Because an ETF trades like a stock, its price will fluctuate during the trading day, due to simple supply and demand. If many investors want to buy an ETF, for instance, the ETF’s share price might rise above the value of its underlying securities.
When this happens, the AP can jump in to intervene. Recognizing the “overpriced” ETF, the AP might buy up the underlying shares that compose the ETF and then sell ETF shares on the open market. This should help drive the ETF’s share price back toward fair value, while the AP earns a basically risk-free arbitrage profit.
Likewise, if the ETF starts trading at a discount to the securities it holds, the AP can snap up 50,000 shares of that ETF on the cheap and redeem them for the underlying securities, which can be resold.
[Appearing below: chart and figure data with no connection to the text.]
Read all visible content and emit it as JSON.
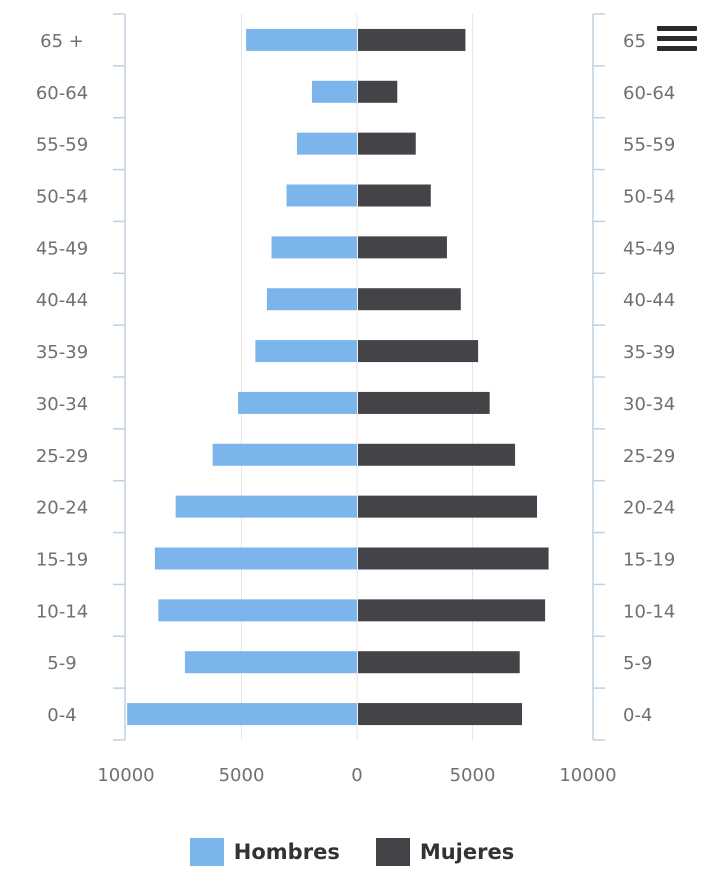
{
  "chart_data": {
    "type": "bar",
    "orientation": "horizontal",
    "categories": [
      "0-4",
      "5-9",
      "10-14",
      "15-19",
      "20-24",
      "25-29",
      "30-34",
      "35-39",
      "40-44",
      "45-49",
      "50-54",
      "55-59",
      "60-64",
      "65 +"
    ],
    "right_axis_labels": [
      "0-4",
      "5-9",
      "10-14",
      "15-19",
      "20-24",
      "25-29",
      "30-34",
      "35-39",
      "40-44",
      "45-49",
      "50-54",
      "55-59",
      "60-64",
      "65"
    ],
    "series": [
      {
        "name": "Hombres",
        "color": "#7cb5ec",
        "values": [
          9950,
          7450,
          8600,
          8750,
          7850,
          6250,
          5150,
          4400,
          3900,
          3700,
          3050,
          2600,
          1950,
          4800
        ]
      },
      {
        "name": "Mujeres",
        "color": "#434348",
        "values": [
          7100,
          7000,
          8100,
          8250,
          7750,
          6800,
          5700,
          5200,
          4450,
          3850,
          3150,
          2500,
          1700,
          4650
        ]
      }
    ],
    "x_ticks": [
      "10000",
      "5000",
      "0",
      "5000",
      "10000"
    ],
    "xlim": [
      -10000,
      10000
    ],
    "grid": true,
    "legend_position": "bottom-center"
  },
  "legend": {
    "men": "Hombres",
    "women": "Mujeres"
  },
  "icons": {
    "menu": "hamburger-menu-icon"
  }
}
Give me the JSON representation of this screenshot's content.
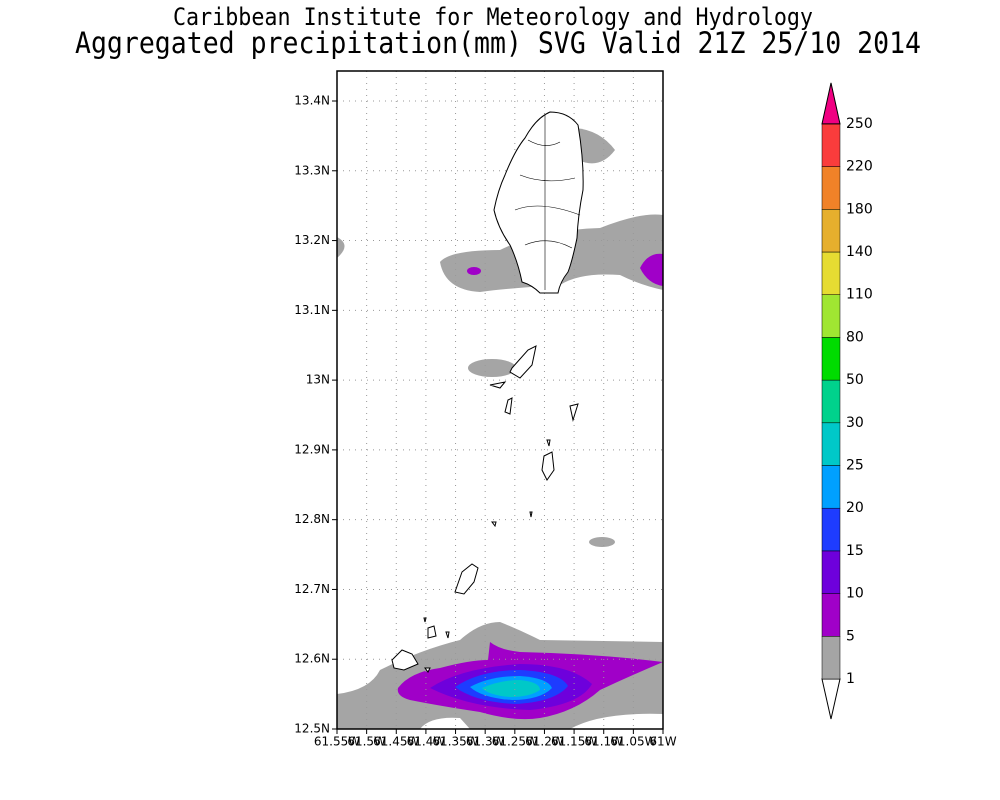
{
  "title": "Caribbean Institute for Meteorology and Hydrology",
  "subtitle": "Aggregated precipitation(mm) SVG Valid 21Z 25/10 2014",
  "map": {
    "lonlim": [
      -61.55,
      -61
    ],
    "latlim": [
      12.5,
      13.443
    ],
    "grid": true,
    "lat_ticks": [
      {
        "value": 12.5,
        "label": "12.5N"
      },
      {
        "value": 12.6,
        "label": "12.6N"
      },
      {
        "value": 12.7,
        "label": "12.7N"
      },
      {
        "value": 12.8,
        "label": "12.8N"
      },
      {
        "value": 12.9,
        "label": "12.9N"
      },
      {
        "value": 13,
        "label": "13N"
      },
      {
        "value": 13.1,
        "label": "13.1N"
      },
      {
        "value": 13.2,
        "label": "13.2N"
      },
      {
        "value": 13.3,
        "label": "13.3N"
      },
      {
        "value": 13.4,
        "label": "13.4N"
      }
    ],
    "lon_ticks": [
      {
        "value": -61.55,
        "label": "61.55W"
      },
      {
        "value": -61.5,
        "label": "61.5W"
      },
      {
        "value": -61.45,
        "label": "61.45W"
      },
      {
        "value": -61.4,
        "label": "61.4W"
      },
      {
        "value": -61.35,
        "label": "61.35W"
      },
      {
        "value": -61.3,
        "label": "61.3W"
      },
      {
        "value": -61.25,
        "label": "61.25W"
      },
      {
        "value": -61.2,
        "label": "61.2W"
      },
      {
        "value": -61.15,
        "label": "61.15W"
      },
      {
        "value": -61.1,
        "label": "61.1W"
      },
      {
        "value": -61.05,
        "label": "61.05W"
      },
      {
        "value": -61,
        "label": "61W"
      }
    ]
  },
  "legend": {
    "levels": [
      1,
      5,
      10,
      15,
      20,
      25,
      30,
      50,
      80,
      110,
      140,
      180,
      220,
      250
    ],
    "colors": [
      "#ffffff",
      "#a5a5a5",
      "#a000c8",
      "#6e00dc",
      "#1e3cff",
      "#00a0ff",
      "#00c8c8",
      "#00d28c",
      "#00dc00",
      "#a0e632",
      "#e6dc32",
      "#e6af2d",
      "#f08228",
      "#fa3c3c",
      "#f00082"
    ]
  }
}
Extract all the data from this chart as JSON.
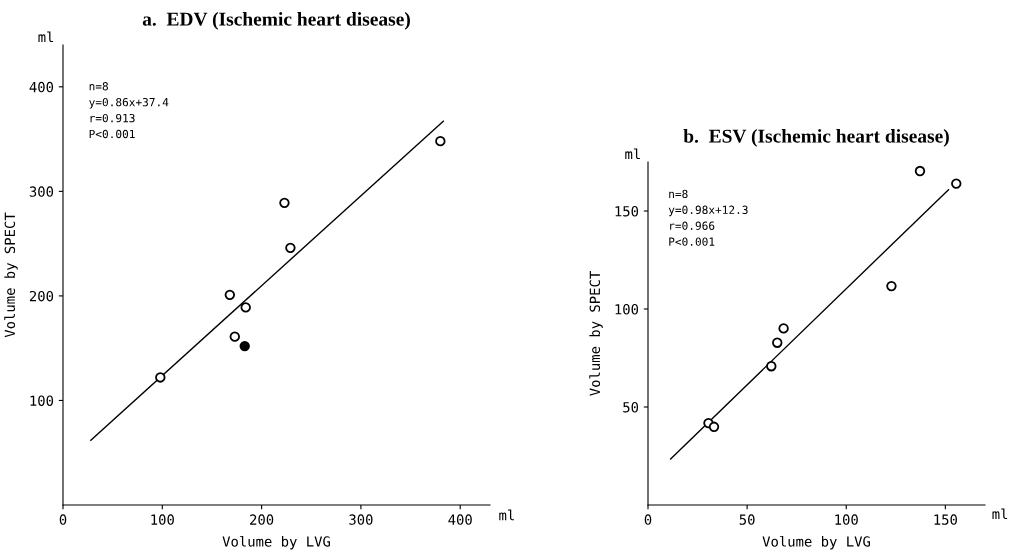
{
  "chart_data": [
    {
      "type": "scatter",
      "title": "a.  EDV (Ischemic heart disease)",
      "xlabel": "Volume by LVG",
      "ylabel": "Volume by SPECT",
      "annotations": [
        "n=8\ny=0.86x+37.4\nr=0.913\nP<0.001",
        "ml",
        "ml"
      ],
      "x": [
        98,
        168,
        184,
        173,
        183,
        223,
        229,
        380
      ],
      "series": [
        {
          "color": "#000000",
          "colors": [
            "#ffffff",
            "#ffffff",
            "#ffffff",
            "#ffffff",
            "#000000",
            "#ffffff",
            "#ffffff",
            "#ffffff"
          ],
          "values": [
            122,
            201,
            189,
            161,
            152,
            289,
            246,
            348
          ]
        },
        {
          "type": "line",
          "marker": "none",
          "color": "#000000",
          "x": [
            28,
            383
          ],
          "values": [
            62,
            367
          ]
        }
      ],
      "xlim": [
        0,
        430
      ],
      "ylim": [
        0,
        440
      ],
      "xticks": [
        0,
        100,
        200,
        300,
        400
      ],
      "yticks": [
        100,
        200,
        300,
        400
      ],
      "marker": "circle",
      "grid": false,
      "legend": false
    },
    {
      "type": "scatter",
      "title": "b.  ESV (Ischemic heart disease)",
      "xlabel": "Volume by LVG",
      "ylabel": "Volume by SPECT",
      "annotations": [
        "n=8\ny=0.98x+12.3\nr=0.966\nP<0.001",
        "ml",
        "ml"
      ],
      "x": [
        30.5,
        33.3,
        62.2,
        65.2,
        68.4,
        122.8,
        137.2,
        155.5
      ],
      "series": [
        {
          "color": "#000000",
          "colors": [
            "#ffffff",
            "#ffffff",
            "#ffffff",
            "#ffffff",
            "#ffffff",
            "#ffffff",
            "#ffffff",
            "#ffffff"
          ],
          "values": [
            41.8,
            39.9,
            70.8,
            82.8,
            90.1,
            111.7,
            170.4,
            164
          ]
        },
        {
          "type": "line",
          "marker": "none",
          "color": "#000000",
          "x": [
            11.4,
            151.6
          ],
          "values": [
            23.5,
            160.9
          ]
        }
      ],
      "xlim": [
        0,
        170
      ],
      "ylim": [
        0,
        175
      ],
      "xticks": [
        0,
        50,
        100,
        150
      ],
      "yticks": [
        50,
        100,
        150
      ],
      "marker": "circle",
      "grid": false,
      "legend": false
    }
  ]
}
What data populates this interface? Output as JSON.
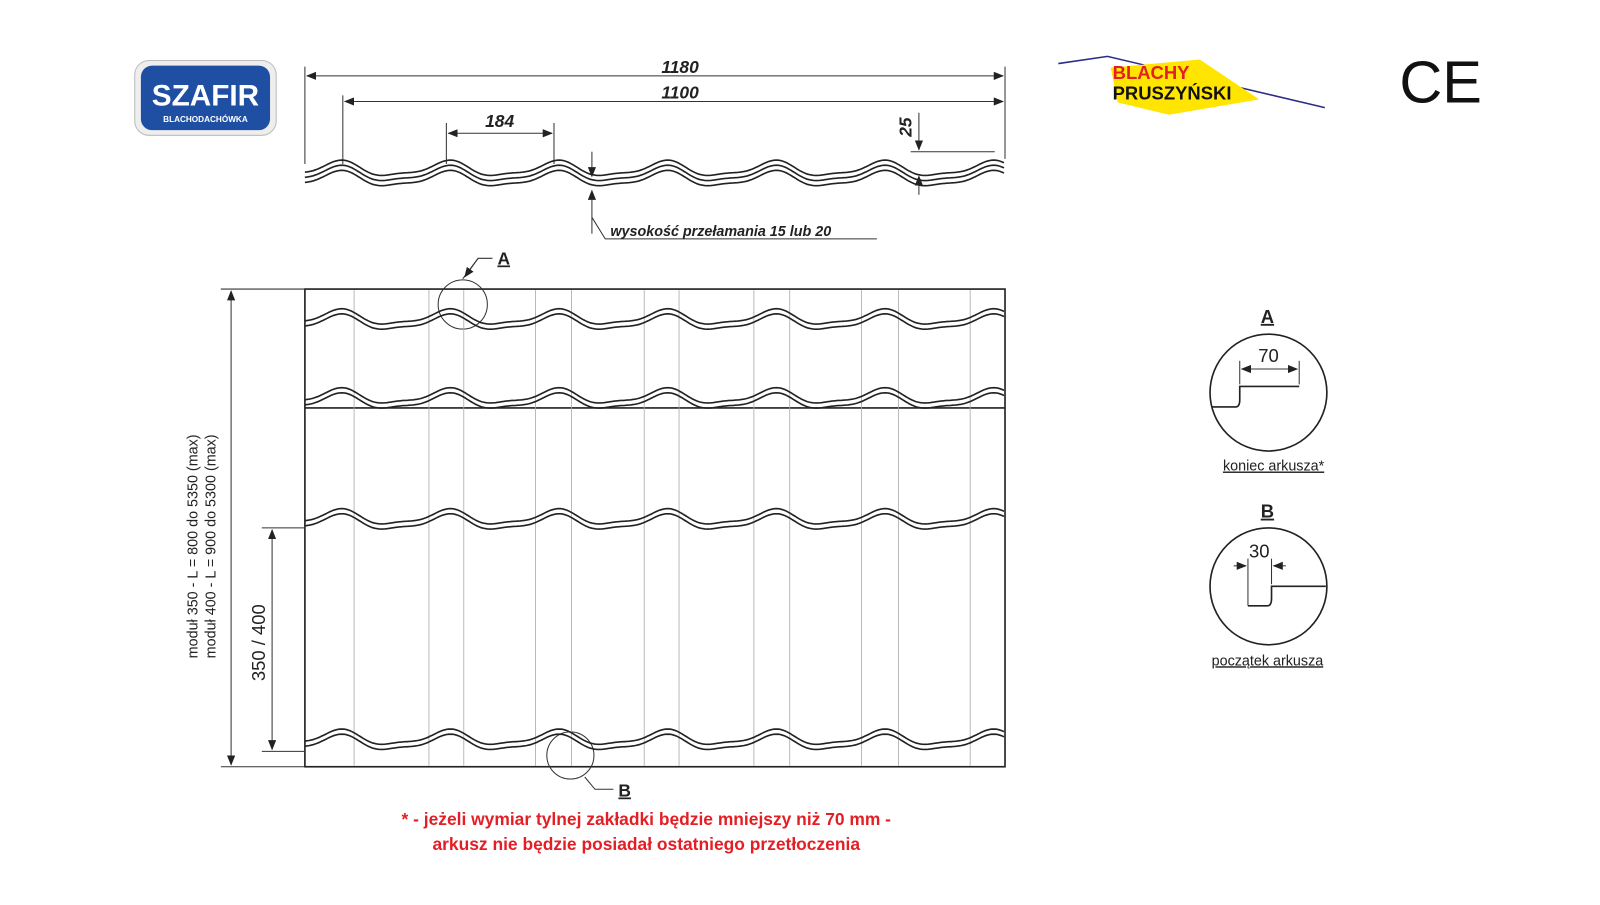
{
  "logos": {
    "szafir": {
      "name": "SZAFIR",
      "tagline": "BLACHODACHÓWKA"
    },
    "blachy": {
      "line1": "BLACHY",
      "line2": "PRUSZYŃSKI"
    },
    "ce": "CE"
  },
  "profile": {
    "width_total": "1180",
    "width_effective": "1100",
    "wave_pitch": "184",
    "height": "25",
    "note": "wysokość przełamania 15 lub 20"
  },
  "plan": {
    "marker_a": "A",
    "marker_b": "B",
    "length_350": "moduł 350 - L = 800 do 5350 (max)",
    "length_400": "moduł 400 - L = 900 do 5300 (max)",
    "module": "350 / 400"
  },
  "details": [
    {
      "label": "A",
      "dimension": "70",
      "caption": "koniec arkusza*"
    },
    {
      "label": "B",
      "dimension": "30",
      "caption": "początek arkusza"
    }
  ],
  "footnote": [
    "* - jeżeli wymiar tylnej zakładki będzie mniejszy niż 70 mm -",
    "arkusz nie będzie posiadał ostatniego przetłoczenia"
  ]
}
By buying up the undervalued ETF shares, the AP drives the price of the ETF back toward fair value while once again making a nice profit.
This arbitrage process helps to keep an ETF’s price in line with the value of its underlying portfolio. With multiple APs watching most ETFs, ETF prices typically stay in line with the value of their underlying securities.
This is one of the critical ways in which ETFs differ from closed-end funds. With closed-end funds, no one can create or redeem shares. That’s why you often see closed-end funds trading at massive premiums or discounts to their NAV: There’s no arbitrage mechanism available to keep supply and demand pressures in check.
The ETF arbitrage process doesn’t work perfectly, and it pays to make sure your ETF is trading at fair value. But most of the time, the process works well.
An Efficient Way To Access The Market
The other key benefit of the creation/redemption mechanism is that it’s an extraordinarily efficient and fair way for funds to acquire new securities.
As discussed, when investors pour new money into mutual funds, the fund company must take that money and go into the market to buy securities. Along the way, they pay trading spreads and commissions, which ultimately harm returns of the fund. The same thing happens when investors remove money from the fund.
With ETFs, APs do most of the buying and selling. When APs sense demand for additional shares of an ETF—which manifests itself when the ETF share price trades at a premium to its NAV—they go into the market and create new shares. When the APs sense demand from investors looking to redeem—which manifests itself when the ETF share price trades at a discount—they process redemptions.
The AP pays all the trading costs and fees, and even pays an additional fee to the ETF provider to cover the paperwork involved in processing all the creation/redemption activity.
The beauty of the system is that the fund is shielded from these costs. Funds may still pay trading fees if they have portfolio turnover due to index changes or rebalances, but the fee for putting new money to work (or redeeming money from the fund) is typically paid by the AP. (Ultimately, investors entering or exiting the ETF pay these costs through the bid/ask spread.)
The system is inherently more fair than the way mutual funds operate. In mutual funds, existing shareholders pay the price when new investors put money to work in a fund, because the fund bears the trading expense. In ETFs, those costs are borne by the AP (and later by the individual investor looking to enter or exit the fund).